Zaren pov
One percent.
That was the number sitting beside the only path that didn't end with Theon's sword connecting with something permanent, and Zaren had looked at it for less than a full second before making a decision he couldn't have fully reasoned through in the time available, which was that one percent was not zero and zero was the only number that meant the conversation was already finished before it began.
The system had opened fully the moment Theon's sword stopped moving, three distinct paths laid across his vision with their probability numbers beside them, and the arithmetic had been simple and the conclusions it pointed toward had been simpler, and Zaren had looked past the ninety-one percent and the eight percent and found the one that remained and decided that one remaining option was worth treating as a path rather than a statistical footnote.
He had always been better at finding the tenth time than at accepting what the first nine were telling him.
"Theon," he said, keeping his voice low and steady, because the system responded to calm the way a wound responds to pressure, opening rather than locking down, and he needed it open and readable. "Do you remember the third night after the mark appeared? You sat on the edge of my bunk and looked at it for a long time and then you said it doesn't change anything. You said I was still me."
Theon's sword arm tightened. "Zaren, don't."
"You meant every word of it."
"That was before the execution order was formally sealed, before the high priests confirmed the fate class in writing, before—" He stopped himself, and a fresh tear slid down the left side of his face and he didn't lift his hand to wipe it because lifting his hand meant lowering the sword and he wasn't ready to make that decision yet. "I cannot let you through. If I let you through they strip my rank the same day and my family loses the academy stipend and my sister is thirteen years old and still enrolled and I cannot be the reason she is pulled out, I cannot be that thing for her."
"I know," Zaren said. "I know exactly what it costs you and I am asking anyway, because I don't have anyone else to ask."
Something moved behind Theon's eyes at that, something that crossed from held-together into something rawer and less managed, and the system's thin gold thread brightened by exactly one fraction, and Zaren held onto that fraction the way a person holds onto a handhold on a bad climb.
"Lower the sword," he said. "Ten seconds. That's all. This gate has been unwatched for six minutes and stays unwatched for four more, and you know that because we trained in the same unit and studied the same rotation and they chose you for this post specifically because they knew it would be harder for you than for anyone else they could have placed here." He paused. "That is not loyalty they are asking for, Theon. That is cruelty wearing loyalty's face. And you know the difference."
The silence that followed that was different from the silences before it, heavier in a different way, the silence of a person who has been given accurate information about their situation and is deciding what to do with it.
Theon's sword dropped in stages. A few inches at a time, slowly, and he turned his face toward the gate wall on his left and his hand opened on the grip and his jaw stayed locked tight against whatever he was not going to say out loud, and the silence he held was the most honest and most costly thing Zaren had ever received from him.
Zaren moved through the gate, and Theon said nothing, and the nothing followed him all the way to the tree line.
He felt the thread break the moment the forest closed around him, a crack from somewhere with no physical location, and the mark flared gold for three full seconds before settling back to its low pulse, and the world had registered what had just happened the way skin registers a cut, immediately and involuntarily and permanently.
He ran until his legs gave out completely and sat down hard against a wide trunk, back against the bark, shackles still locked on his wrists, hands still shaking, and he sat in the dark of the outer forest and breathed and let the shaking happen because there was no audience and the shaking had been waiting a long time for permission.
The system spoke.
FIRST FATE THREAD ABSORBED. SYSTEM STRENGTH: 2%.
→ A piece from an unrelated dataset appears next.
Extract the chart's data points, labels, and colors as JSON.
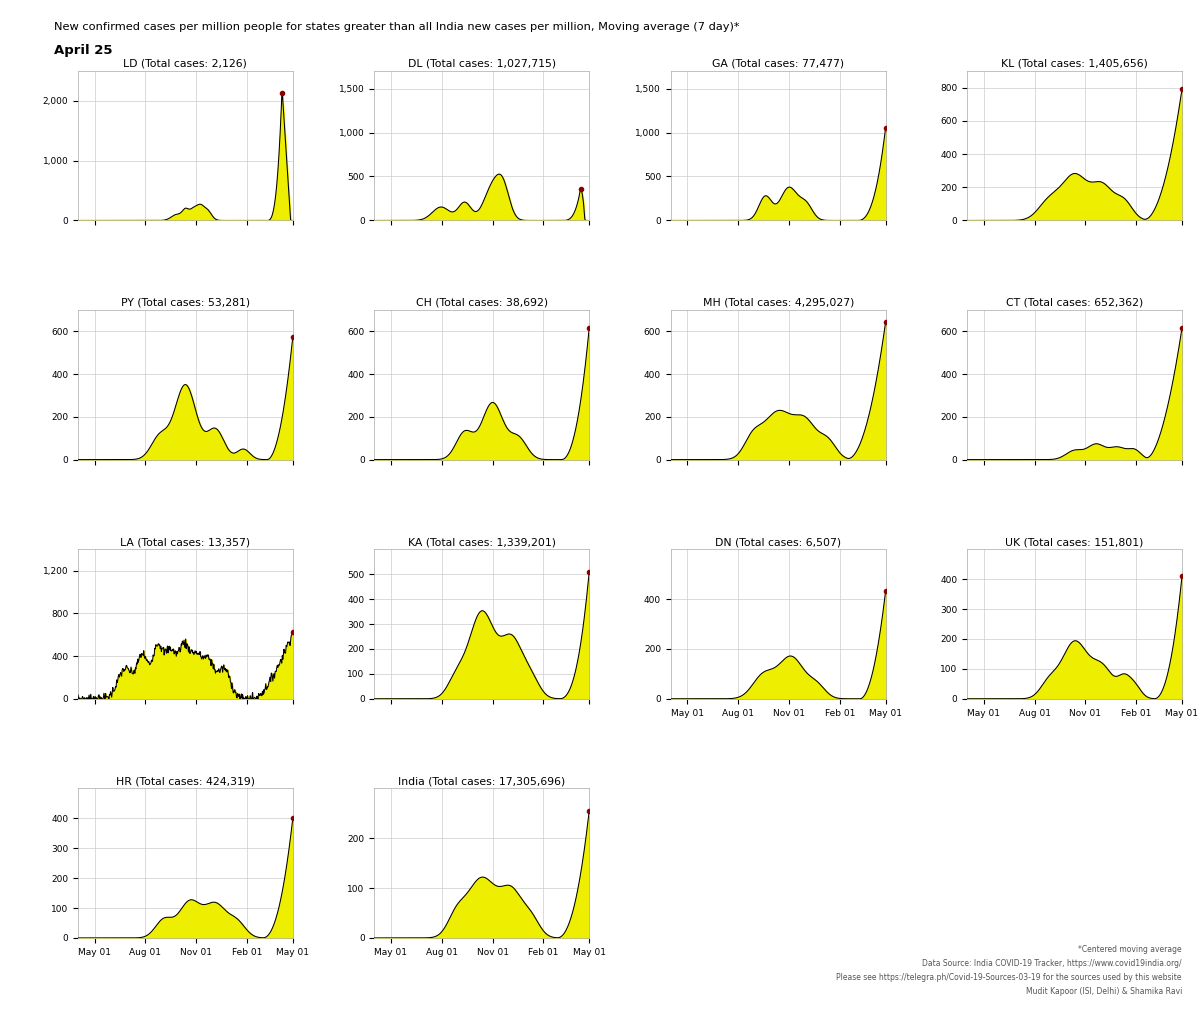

He sat with that number for a moment, and then the system spoke again, and this time what it said landed differently from anything it had said before, not because the delivery changed but because the content was specific and named and carried the weight of something moving toward him from a direction he couldn't see yet.
NEXT FATED EVENT IN YOUR PATH: DEATH BY VEYRA NOLETH. ORACLE APPRENTICE.
He had never heard that name. It existed nowhere in his memory, and the system offered nothing further, no image, no path, no percentage, just the name beside the word death in the quiet of his skull, patient and settled, as though they had been waiting there together for some time and had simply been waiting for him to be still enough to receive them.
Then a branch snapped in the trees ahead of him, under the deliberate weight of a careful footstep, and the forest went very still around the sound.
Someone already knew exactly where he was, and they had known before he sat down.
Zaren did not move. He kept his back against the trunk and his breathing controlled and he watched the dark between the trees and waited, because the system had not shown him any branching paths yet and that meant either the situation had not resolved into something readable or the options were fewer than he wanted them to be, and either way moving first was the wrong decision.
The footsteps were quiet and they were deliberate and they were getting closer, and the mark on his chest pulsed once with gold light and then went still, and Zaren sat in the dark and looked at the name the system had given him and understood that Veyra Noleth was not lost in this forest.
She was exactly where she intended to be.